Not everyone has experienced this kind of parental love, nor does every parent love to this extent. Some people have no idea what love is supposed to look like, feel like, be like. They may feel unloved, and unable to love. This is human love. As much as I’d like to say that my love is unconditional, strong, and so magnificent, my love is still bound and extremely limited. There is still so much left untapped, undiscovered, with room to grow.  As deeply as I feel my love for my children, as moved as I am, as great as that love is, this is only a mere glimpse of a love that far outweighs our own. The love of a Heavenly Father. My love for my own children is but a tiny grain of sand in comparison to the magnificent love that God has for us! His love for us, His children, is constant, truly unconditional, unchanging, and unending. His love is sacrificial, powerful, faithful, and healing. This love from god is life-changing, chain-breaking, freedom-bringing, unrelenting love! He loves His kids. Each one, everyone. He created each person out of love and longs for each one to know His love and to love Him. We are all loved by Him, but not all people will choose His love. For those who confess that Jesus is the Son of God and accept Him as their Savior, He adopts into His family and call His own. I love this truth written in Romans 8:15-16 (The Passion Translation), ’But you have received the “Spirit of full acceptance,” enfolding you into the family of God. And you will never feel orphaned, for as He rises up within us, our spirits join Him in saying the words of tender affection, “Beloved Father!” For the Holy Spirit makes God’s fatherhood real to us as He whispers into our innermost being, “You are God’s beloved child!”’

How wonderful to be loved with unlimited, relentless, pure, enfolding love. Not based on what I look like, where I was born, how I perform. Not determined by how others see me, or even how I view myself. Not subject to my talents or skills, my flaws or faults, nor my strengths or weaknesses. How comforting it is that I am not hanging in suspense of whether God loves me or not, but am rest assured that His love for me is abounding and amazing, passionate and perfect. His love is not weak, but powerful. Not withheld, but poured out, lavished, demonstrated and proven, and nothing can separate me from it. “For I am persuaded that neither death nor life, nor angels nor principalities nor powers, nor things present nor things to come, nor height nor depth, nor any other created thing, shall be able to separate us from the love of God which is in Christ Jesus our Lord.” Romans 8:38-39

And if that weren’t already enough, His love explodes in its beauty, as it fuels us, fills us and equips us to love others as He has loved us. The love that I feel for my children, my spouse, my family and friends, for the stranger, and even for my enemies, actually comes not from myself at all.

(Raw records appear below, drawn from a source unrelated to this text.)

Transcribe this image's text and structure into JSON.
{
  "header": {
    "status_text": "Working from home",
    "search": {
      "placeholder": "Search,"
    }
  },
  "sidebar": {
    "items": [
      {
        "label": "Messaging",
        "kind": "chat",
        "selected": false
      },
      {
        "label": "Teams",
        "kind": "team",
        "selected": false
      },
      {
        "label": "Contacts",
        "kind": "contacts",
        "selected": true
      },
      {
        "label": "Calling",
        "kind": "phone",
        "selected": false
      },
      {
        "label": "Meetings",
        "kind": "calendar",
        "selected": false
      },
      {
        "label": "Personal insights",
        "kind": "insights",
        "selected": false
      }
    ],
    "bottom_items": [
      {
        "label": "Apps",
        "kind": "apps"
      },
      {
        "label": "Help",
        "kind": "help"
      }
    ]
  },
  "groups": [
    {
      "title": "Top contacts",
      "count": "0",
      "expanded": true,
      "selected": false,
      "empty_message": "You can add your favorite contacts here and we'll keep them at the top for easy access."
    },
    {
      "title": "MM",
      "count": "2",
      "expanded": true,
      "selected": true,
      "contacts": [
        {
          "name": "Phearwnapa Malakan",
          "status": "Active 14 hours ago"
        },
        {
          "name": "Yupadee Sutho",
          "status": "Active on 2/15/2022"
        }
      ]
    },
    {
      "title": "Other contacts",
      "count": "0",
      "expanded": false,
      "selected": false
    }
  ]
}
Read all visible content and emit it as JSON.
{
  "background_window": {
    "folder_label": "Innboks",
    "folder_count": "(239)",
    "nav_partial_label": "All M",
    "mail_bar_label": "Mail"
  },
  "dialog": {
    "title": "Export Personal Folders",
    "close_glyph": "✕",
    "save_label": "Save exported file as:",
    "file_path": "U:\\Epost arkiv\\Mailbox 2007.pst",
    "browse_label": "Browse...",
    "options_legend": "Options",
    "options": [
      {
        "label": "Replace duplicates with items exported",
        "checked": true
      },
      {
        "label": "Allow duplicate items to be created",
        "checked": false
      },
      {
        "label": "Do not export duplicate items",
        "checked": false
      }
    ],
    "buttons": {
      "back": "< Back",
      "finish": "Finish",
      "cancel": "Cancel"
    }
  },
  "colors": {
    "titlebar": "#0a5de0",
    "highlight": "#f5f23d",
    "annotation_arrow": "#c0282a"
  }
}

That tank would have run dry a long time ago. But because God has first loved me, I can love others. Because He loves me, I can actually love myself. Because He continually pours His abundant love into me and over me, it now runs through me, assuredly as blood runs through my veins. I am loved. I can love. Just as I love my children, and those who have become like my very own, God loves me as His own. Oh to be a child of God. How sweet to be a child of God. His heart is bursting with love for us at this very moment!